Living in Ithaca, more than many places means having people you care about leave.
With that background, the idea of telling the Ithaca Vineyard that we were leaving, was not something I was looking forward to at all. And because of everything that can be involved for people when the pastor of their church leaves, we really wanted to get it right.
Due to the young age of the Vineyard, there was no track record that we could pull from on how to leave well. A lot of the info we received was contradictory.
About 2 or 3 weeks before we were planning to make the announcement that we were moving, the plan was to meet with our leaders on the last Sunday in July and tell them. Then the following Sunday we’d make the announcement to the whole church during our normal worship service. While that was the advice we’d received, there was a big part of me that saw that going awfully. “And today’s message…oh wait, did I mention I’m leaving and moving to Ireland?”
I was having a tough time thinking of any scenario, where that went well. Then I had an idea.
When Liz and I first moved to Ithaca in 1994, we were part of the Groton Assembly of God (I was ordained with the AG way back then.) Although Groton was the furthest of the three churches we’d be working with while we started a campus ministry at Cornell, we really hit it off with the pastor of the church there and it was the best fit for us.
A few years later, shortly after we joined the Vineyard, he moved to an AG church in Syracuse. And then in the past few years, he had retired from that church. Since he had experience leaving a church well, we set up a time to meet with him and his wife in July.
One of the suggestions he made was that rather than making the announcement on Sunday morning, we send out a letter to the whole church on Monday, and then talk more about it on Sunday. While that seems so obvious in retrospect, the idea is one we’d never heard.
It was a weird letter to write. Obviously, I was excited about what we were planning, but I was sad about leaving the church we’d been part of for 12 years. And I wanted to communicate both of those facts in the letter.
So the day after I spoke to a group of our leaders, I dropped the letters in the mail…and waited. What was the response going to be? I had no idea. Would people be happy? Angry? Ambivalent? Would they call? Email?
Before that Sunday morning, I actually only received one response. A friend who’d been part of the church for over a decade, and had been in leadership previously, sent me an email, the text of which was simply:
“Seriously?”
Other than that, I didn’t hear anything.
Now, some people were speaking to each other and processing the news that way. Others were simply praying about it. But by the time we all got together that following Sunday, most people had had time to work through the emotions and come on Sunday with good questions for us and the church leaders. (We held a meeting after the service where we could talk in more detail about what the plan was going forward.)

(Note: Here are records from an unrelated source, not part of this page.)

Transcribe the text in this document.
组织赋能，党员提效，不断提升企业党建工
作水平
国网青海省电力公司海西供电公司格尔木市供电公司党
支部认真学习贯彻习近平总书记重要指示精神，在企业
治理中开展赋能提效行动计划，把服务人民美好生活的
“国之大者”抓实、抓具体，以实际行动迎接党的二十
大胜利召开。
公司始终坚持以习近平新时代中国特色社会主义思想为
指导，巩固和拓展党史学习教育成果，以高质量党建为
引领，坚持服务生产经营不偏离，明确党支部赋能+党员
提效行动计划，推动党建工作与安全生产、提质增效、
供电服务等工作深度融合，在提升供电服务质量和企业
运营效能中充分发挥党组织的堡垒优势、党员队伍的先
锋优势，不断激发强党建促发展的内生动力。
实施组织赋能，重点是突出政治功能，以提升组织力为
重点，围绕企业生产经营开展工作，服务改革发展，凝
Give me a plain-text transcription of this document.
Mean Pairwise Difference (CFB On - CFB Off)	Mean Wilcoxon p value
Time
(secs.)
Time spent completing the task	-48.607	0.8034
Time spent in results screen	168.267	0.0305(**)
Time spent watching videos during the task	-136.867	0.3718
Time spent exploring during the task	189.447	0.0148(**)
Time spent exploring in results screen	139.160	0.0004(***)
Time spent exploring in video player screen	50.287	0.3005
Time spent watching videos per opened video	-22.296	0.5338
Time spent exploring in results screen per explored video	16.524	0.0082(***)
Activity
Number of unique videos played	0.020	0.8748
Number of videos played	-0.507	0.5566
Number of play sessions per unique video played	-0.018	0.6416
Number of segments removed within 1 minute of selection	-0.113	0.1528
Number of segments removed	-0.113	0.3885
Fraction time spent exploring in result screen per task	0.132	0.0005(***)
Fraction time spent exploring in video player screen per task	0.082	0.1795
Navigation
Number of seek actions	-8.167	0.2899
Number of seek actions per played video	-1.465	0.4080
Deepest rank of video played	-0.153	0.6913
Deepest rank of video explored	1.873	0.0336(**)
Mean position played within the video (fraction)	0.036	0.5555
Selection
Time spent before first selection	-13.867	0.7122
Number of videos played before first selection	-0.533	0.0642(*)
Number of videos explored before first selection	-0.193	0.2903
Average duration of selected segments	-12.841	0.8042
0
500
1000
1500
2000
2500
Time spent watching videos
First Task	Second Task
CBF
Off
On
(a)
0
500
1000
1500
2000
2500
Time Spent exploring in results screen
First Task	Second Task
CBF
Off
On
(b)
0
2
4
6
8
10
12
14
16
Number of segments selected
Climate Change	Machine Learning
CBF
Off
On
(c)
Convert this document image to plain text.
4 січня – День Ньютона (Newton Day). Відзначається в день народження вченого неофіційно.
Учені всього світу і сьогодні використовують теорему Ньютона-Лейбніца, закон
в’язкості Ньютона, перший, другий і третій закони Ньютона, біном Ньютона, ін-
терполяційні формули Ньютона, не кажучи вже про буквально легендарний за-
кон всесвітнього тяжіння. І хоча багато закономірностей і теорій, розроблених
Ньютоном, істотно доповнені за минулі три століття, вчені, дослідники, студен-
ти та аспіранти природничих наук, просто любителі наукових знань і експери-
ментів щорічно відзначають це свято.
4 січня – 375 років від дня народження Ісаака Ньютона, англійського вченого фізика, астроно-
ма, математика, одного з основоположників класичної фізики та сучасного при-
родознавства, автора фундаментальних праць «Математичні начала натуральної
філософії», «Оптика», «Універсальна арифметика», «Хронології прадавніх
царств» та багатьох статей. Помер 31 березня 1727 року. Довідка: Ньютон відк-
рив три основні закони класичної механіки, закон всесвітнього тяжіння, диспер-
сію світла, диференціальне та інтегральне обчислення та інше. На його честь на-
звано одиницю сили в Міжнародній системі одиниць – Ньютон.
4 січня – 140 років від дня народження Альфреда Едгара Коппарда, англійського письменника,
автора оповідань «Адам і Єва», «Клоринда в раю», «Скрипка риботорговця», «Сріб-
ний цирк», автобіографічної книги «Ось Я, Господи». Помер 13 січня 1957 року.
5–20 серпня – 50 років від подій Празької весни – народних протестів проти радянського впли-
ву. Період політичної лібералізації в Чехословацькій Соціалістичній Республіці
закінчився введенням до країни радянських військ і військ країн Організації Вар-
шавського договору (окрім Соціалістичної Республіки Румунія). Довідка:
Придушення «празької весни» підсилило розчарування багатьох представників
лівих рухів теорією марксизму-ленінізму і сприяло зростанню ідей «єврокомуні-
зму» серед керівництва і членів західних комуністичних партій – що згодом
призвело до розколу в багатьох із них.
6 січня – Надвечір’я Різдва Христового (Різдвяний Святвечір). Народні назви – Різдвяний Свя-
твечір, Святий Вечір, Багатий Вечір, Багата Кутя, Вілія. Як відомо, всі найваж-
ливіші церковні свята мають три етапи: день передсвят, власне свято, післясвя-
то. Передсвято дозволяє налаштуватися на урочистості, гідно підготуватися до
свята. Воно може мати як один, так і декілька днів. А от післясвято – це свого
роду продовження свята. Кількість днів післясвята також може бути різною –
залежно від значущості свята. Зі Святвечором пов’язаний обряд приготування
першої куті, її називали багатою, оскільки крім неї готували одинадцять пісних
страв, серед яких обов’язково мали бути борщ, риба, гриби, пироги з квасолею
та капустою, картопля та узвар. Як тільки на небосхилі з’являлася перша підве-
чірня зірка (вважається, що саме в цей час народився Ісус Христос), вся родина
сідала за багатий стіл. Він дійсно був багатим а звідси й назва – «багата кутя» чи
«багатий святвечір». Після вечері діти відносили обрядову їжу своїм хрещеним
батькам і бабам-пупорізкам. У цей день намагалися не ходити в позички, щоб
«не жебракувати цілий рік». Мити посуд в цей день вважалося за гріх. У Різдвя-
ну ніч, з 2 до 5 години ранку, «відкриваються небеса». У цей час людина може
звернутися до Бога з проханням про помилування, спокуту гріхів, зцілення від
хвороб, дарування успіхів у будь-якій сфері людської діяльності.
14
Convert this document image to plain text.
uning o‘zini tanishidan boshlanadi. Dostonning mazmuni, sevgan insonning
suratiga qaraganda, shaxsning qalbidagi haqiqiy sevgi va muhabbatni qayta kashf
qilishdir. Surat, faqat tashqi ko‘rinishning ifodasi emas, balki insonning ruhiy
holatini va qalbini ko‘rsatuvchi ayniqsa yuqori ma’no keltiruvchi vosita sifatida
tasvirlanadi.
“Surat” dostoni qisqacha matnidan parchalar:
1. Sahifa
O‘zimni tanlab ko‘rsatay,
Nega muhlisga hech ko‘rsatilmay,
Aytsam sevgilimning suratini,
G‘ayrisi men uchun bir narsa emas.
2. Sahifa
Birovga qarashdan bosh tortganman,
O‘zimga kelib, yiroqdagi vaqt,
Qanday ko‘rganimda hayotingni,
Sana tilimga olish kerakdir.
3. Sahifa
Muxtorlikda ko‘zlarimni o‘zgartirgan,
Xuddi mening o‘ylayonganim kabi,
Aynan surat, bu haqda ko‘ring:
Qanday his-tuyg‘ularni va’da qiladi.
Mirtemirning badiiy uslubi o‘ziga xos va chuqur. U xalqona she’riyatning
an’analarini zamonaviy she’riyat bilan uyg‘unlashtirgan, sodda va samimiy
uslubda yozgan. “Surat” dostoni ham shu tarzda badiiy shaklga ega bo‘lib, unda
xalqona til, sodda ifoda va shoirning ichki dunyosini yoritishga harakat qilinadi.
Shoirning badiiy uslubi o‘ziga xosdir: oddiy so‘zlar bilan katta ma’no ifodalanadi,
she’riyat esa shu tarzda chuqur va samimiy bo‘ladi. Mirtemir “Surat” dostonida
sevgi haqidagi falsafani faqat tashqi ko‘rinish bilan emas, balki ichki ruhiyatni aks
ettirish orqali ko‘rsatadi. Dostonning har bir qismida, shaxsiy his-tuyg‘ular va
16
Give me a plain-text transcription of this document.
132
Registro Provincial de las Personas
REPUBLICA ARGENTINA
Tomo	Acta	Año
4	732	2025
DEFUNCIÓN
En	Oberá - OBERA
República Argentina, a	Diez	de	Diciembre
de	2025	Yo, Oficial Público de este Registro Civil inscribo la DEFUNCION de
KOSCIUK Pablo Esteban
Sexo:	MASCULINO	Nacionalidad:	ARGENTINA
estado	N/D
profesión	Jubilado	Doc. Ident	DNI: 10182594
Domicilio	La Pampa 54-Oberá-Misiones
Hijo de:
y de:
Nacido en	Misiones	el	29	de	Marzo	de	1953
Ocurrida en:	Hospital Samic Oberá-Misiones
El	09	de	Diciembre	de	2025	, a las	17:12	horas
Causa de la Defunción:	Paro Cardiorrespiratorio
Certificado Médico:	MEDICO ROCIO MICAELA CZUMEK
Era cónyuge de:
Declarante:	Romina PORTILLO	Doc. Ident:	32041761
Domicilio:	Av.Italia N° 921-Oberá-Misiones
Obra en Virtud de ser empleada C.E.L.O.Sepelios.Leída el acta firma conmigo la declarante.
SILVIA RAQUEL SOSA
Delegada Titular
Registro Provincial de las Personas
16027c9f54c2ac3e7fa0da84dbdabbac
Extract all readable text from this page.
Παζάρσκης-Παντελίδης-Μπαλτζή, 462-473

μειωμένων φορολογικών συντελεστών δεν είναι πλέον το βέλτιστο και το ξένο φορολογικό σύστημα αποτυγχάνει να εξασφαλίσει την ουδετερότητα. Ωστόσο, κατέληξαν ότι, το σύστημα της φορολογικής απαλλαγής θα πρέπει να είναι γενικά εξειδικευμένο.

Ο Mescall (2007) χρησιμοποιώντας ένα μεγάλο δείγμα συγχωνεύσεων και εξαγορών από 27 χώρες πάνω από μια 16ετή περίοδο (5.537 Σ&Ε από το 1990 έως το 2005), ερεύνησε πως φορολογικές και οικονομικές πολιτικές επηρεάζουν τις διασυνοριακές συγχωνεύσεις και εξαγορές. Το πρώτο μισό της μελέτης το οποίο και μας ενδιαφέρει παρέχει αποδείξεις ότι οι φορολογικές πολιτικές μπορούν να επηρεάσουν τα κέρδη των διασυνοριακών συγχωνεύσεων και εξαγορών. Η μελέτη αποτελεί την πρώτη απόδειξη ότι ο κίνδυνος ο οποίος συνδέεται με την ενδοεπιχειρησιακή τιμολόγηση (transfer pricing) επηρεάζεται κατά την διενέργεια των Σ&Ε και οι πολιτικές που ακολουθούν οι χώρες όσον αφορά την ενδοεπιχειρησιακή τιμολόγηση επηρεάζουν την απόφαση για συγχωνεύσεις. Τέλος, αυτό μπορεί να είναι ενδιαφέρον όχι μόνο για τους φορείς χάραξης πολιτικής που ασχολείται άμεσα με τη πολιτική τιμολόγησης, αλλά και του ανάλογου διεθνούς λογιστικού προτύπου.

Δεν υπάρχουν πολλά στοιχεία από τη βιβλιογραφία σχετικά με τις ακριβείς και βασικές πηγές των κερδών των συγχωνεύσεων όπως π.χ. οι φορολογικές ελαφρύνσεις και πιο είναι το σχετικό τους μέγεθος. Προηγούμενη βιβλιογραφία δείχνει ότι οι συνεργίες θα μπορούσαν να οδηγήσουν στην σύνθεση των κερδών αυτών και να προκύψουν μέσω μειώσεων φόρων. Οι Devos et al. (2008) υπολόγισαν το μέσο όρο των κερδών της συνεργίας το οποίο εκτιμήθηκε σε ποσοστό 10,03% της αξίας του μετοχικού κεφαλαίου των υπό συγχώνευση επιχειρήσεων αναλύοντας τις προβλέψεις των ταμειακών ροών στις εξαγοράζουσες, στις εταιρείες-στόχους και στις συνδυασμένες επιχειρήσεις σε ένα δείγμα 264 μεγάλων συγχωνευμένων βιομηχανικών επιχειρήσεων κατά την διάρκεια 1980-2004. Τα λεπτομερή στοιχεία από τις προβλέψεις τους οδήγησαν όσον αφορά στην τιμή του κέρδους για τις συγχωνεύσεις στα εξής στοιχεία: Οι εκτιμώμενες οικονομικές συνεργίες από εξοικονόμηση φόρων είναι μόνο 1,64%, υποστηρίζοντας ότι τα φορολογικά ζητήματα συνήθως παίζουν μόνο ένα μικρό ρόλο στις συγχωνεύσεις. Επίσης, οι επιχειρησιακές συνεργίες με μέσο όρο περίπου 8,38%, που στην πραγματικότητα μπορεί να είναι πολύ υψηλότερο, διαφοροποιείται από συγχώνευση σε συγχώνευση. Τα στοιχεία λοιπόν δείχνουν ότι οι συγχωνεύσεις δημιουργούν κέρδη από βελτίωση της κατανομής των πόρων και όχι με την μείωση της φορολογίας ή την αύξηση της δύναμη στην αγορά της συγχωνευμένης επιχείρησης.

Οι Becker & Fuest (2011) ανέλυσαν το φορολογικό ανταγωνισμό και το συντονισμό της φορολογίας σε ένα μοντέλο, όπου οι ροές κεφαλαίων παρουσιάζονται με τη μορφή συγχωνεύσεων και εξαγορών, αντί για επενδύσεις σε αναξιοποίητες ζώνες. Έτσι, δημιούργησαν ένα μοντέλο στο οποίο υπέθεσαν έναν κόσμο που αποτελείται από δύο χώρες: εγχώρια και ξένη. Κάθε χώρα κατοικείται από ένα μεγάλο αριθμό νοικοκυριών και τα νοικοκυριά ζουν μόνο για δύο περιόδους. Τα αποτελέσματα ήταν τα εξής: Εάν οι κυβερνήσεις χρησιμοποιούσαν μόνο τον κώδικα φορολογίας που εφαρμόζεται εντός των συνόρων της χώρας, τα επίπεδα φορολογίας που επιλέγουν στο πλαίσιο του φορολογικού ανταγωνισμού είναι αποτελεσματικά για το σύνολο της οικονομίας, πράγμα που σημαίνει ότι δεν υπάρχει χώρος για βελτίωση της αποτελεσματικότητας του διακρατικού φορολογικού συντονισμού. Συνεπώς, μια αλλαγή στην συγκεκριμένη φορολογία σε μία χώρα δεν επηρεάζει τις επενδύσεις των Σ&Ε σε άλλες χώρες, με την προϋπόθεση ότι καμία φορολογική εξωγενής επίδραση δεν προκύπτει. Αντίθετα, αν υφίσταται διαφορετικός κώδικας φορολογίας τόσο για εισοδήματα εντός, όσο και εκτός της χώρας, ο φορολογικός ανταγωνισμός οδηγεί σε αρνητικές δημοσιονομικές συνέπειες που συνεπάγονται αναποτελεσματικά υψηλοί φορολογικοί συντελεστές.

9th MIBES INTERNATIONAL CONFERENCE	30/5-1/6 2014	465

(if you’d like to see the actual message we shared that Sunday, you can find it here.)
One of the other decisions we had to make long before we arrived at this point was when to inform the whole congregation about what was happening. Generally, if a pastor leaves to go to another church the time between the announcement and the departure is 4 weeks or so. If the pastor needs to leave because they did something stupid/sinful, it is generally immediate. So how would it work for a church to walk through this process for the next 10 months with a ‘lame-duck’ pastor (as I was occasionally referred to).
There were a few suggestions that we wait until about a month before we left before sharing this…but for me, a key part of pastoring is talking about the stuff God puts on my heart. To have something so major, and keep it hidden for so long, really felt dishonest to me. The church council agreed that that seemed right to them as well. So that is why we did it when we did.
In going through this series of messages, in retrospect, there are things I wish we would have done differently. But for the most part, I am so thankful for the amazing group of people God surrounded us with through this process and for the wisdom, discernment and council they brought to this process and to us.
For those of you who were part of this process, thank you for going through this with us.